NSX 4.0.1 Stateful Active-Active Gateway – Part 2 – Two Tier Routing

Welcome back!!! We are at Part 2 of the blog series on NSX Stateful Active-Active Gateways. In Part 1, we dealt with a single tier routing scenario where we had the logical segments attached to stateful A/A T0 Gateway and discussed about Edge sub-clusters, Interface groups, shadow and peer-shadow interfaces, traffic punting, edge node selection for traffic etc. In case you missed it, please read it below:

NSX 4.0.1 Stateful Active-Active Gateway – Part 1 – Single Tier Routing

In this article we will extend the topology to stateful A/A two tier by attaching Active-Active stateful Tier 1 gateways downstream to the T0 gateway and walkthrough the changes and routing involved. Let’s get started.

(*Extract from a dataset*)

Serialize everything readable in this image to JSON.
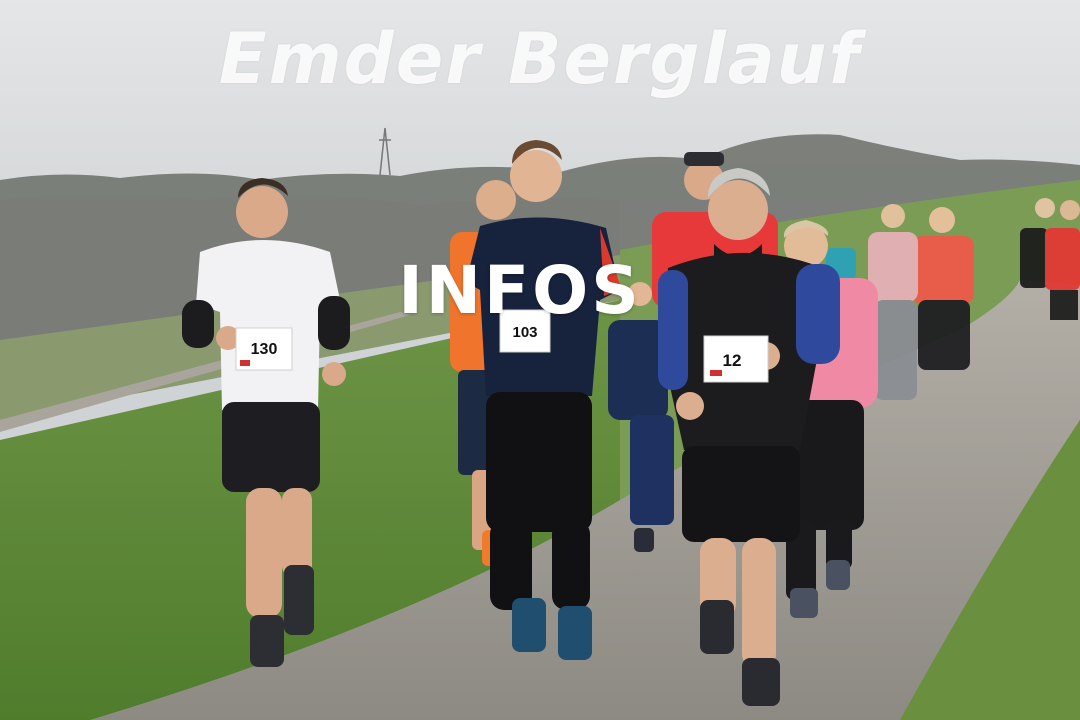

Two Tier stateful Active-Active gateway

We will use the same T0 configuration (Stateful Active-Active) that we used in the previous article. Hence we won’t discuss any T0 specific configuration here. We will attach two stateful Active-Active T1 gateways downstream where the workloads will be attached to. Below is our new topology which we have set up for this article. [Click to open hires]

This topology has:

The same T0 configuration we had in Part 1 including interfaces, interface groups, edge sub-clusters, BGP configuration and route redistribution
The same edge cluster used for stateful A/A T0 gateway will be used to host the stateful Active-Active T1 gateways. This is currently a requirement in order to support T1 stateful Active-Active services.
The below T1 gateways are created in stateful Active-Active mode:
- LR_T1_Tenant_01_DevApps
- LR_T1_Tenant_02_StgApps
Logical segment LS-DevApps01 is attached to LR_T1_Tenant_01_DevApps
Logical segment LS-StgApps01 is attached to LR_T1_Tenant_02_StgApps

The configuration is pretty much same with regards to our traditional Active-Standby gateway configuration but with few additional settings (similar to T0 Gateway configuration in Part 1) which we will discuss below.

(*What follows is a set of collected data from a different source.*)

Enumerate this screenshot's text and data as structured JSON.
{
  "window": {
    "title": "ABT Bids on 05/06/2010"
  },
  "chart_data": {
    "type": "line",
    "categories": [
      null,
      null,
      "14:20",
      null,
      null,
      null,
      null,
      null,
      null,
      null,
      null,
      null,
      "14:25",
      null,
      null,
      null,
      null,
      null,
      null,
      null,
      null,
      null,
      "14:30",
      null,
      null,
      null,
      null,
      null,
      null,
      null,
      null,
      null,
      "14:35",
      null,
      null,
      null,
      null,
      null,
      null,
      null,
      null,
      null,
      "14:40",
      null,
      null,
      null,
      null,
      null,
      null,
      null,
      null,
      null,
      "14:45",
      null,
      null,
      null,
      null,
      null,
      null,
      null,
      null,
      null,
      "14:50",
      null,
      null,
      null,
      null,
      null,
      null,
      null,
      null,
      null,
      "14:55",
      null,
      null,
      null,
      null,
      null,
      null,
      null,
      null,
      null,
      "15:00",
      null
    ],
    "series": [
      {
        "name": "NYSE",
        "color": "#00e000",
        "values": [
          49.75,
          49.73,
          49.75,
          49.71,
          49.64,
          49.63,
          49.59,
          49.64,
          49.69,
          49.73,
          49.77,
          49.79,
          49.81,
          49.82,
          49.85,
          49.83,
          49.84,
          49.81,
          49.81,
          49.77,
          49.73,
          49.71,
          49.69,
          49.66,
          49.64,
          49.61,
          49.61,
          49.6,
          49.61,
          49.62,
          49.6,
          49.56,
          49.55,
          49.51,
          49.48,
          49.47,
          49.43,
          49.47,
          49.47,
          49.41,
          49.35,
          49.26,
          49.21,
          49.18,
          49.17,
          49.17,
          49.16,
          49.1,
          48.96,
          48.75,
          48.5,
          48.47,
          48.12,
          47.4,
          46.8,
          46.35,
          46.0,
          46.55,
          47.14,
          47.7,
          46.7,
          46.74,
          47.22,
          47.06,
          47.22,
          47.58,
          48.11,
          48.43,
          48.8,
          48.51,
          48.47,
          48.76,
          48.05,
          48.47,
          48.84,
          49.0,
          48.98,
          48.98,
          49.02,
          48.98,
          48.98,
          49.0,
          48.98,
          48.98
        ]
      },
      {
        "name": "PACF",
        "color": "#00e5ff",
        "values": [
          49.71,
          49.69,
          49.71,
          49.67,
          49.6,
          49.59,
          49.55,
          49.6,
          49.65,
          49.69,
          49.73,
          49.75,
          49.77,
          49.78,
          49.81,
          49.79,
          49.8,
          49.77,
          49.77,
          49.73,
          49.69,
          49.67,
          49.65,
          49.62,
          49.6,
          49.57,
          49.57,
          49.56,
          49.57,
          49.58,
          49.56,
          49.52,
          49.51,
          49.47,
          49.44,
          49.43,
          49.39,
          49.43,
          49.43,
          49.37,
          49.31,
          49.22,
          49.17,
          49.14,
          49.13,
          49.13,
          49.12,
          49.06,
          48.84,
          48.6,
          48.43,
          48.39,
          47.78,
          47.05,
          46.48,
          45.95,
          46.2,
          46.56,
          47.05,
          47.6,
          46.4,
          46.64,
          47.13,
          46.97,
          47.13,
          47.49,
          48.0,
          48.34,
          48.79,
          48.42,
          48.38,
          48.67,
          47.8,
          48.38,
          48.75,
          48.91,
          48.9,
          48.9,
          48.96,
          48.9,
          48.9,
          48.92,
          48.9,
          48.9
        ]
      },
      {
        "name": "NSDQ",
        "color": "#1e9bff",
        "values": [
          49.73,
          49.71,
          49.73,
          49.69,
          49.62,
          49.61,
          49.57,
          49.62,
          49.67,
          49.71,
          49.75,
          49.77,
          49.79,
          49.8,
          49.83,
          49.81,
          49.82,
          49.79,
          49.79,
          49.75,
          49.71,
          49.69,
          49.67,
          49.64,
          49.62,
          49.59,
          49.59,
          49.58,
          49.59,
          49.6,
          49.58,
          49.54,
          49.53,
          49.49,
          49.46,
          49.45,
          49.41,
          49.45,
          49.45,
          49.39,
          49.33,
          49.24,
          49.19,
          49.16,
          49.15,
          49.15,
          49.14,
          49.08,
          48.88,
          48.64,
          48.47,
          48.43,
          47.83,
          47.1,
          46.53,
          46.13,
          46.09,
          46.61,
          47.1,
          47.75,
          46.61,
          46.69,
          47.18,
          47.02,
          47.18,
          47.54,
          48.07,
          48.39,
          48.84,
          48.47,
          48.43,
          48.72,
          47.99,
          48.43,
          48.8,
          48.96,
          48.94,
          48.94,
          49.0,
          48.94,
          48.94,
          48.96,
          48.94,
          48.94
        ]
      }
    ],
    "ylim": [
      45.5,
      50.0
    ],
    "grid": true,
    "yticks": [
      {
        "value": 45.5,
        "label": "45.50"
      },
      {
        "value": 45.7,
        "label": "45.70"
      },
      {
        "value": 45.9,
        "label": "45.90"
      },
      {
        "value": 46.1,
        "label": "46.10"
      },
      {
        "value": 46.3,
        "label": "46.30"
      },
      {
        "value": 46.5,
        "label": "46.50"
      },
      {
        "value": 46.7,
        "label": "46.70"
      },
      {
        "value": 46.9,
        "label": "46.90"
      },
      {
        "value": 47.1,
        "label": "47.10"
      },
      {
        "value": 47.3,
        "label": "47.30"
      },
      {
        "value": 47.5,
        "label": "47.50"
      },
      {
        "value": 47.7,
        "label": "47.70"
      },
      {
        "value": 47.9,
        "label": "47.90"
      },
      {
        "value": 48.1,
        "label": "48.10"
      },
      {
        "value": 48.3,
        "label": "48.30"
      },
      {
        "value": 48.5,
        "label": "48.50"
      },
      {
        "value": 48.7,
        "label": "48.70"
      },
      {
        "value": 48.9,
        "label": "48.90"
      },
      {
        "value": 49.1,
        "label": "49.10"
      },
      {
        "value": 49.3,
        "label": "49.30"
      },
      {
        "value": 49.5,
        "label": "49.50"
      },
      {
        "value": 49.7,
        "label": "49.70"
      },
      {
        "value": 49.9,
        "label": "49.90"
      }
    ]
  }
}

At this moment, this is how our new topology looks like (taken from NSX topology viewer).

Now, with regards to routing:

This is a two tier routing with T1 gateways and logical segments are attached to respective T1 gateways
Both T1 gateways are in stateful active-Active mode and are instantiated in an edge cluster. Hence we don’t have any T0 DR construct on the ESXi transport nodes.
There is T1 DR to T1 SR ECMP (four paths) on all the ESXi transport nodes. This is a notable change in the routing behaviour at T1 DR.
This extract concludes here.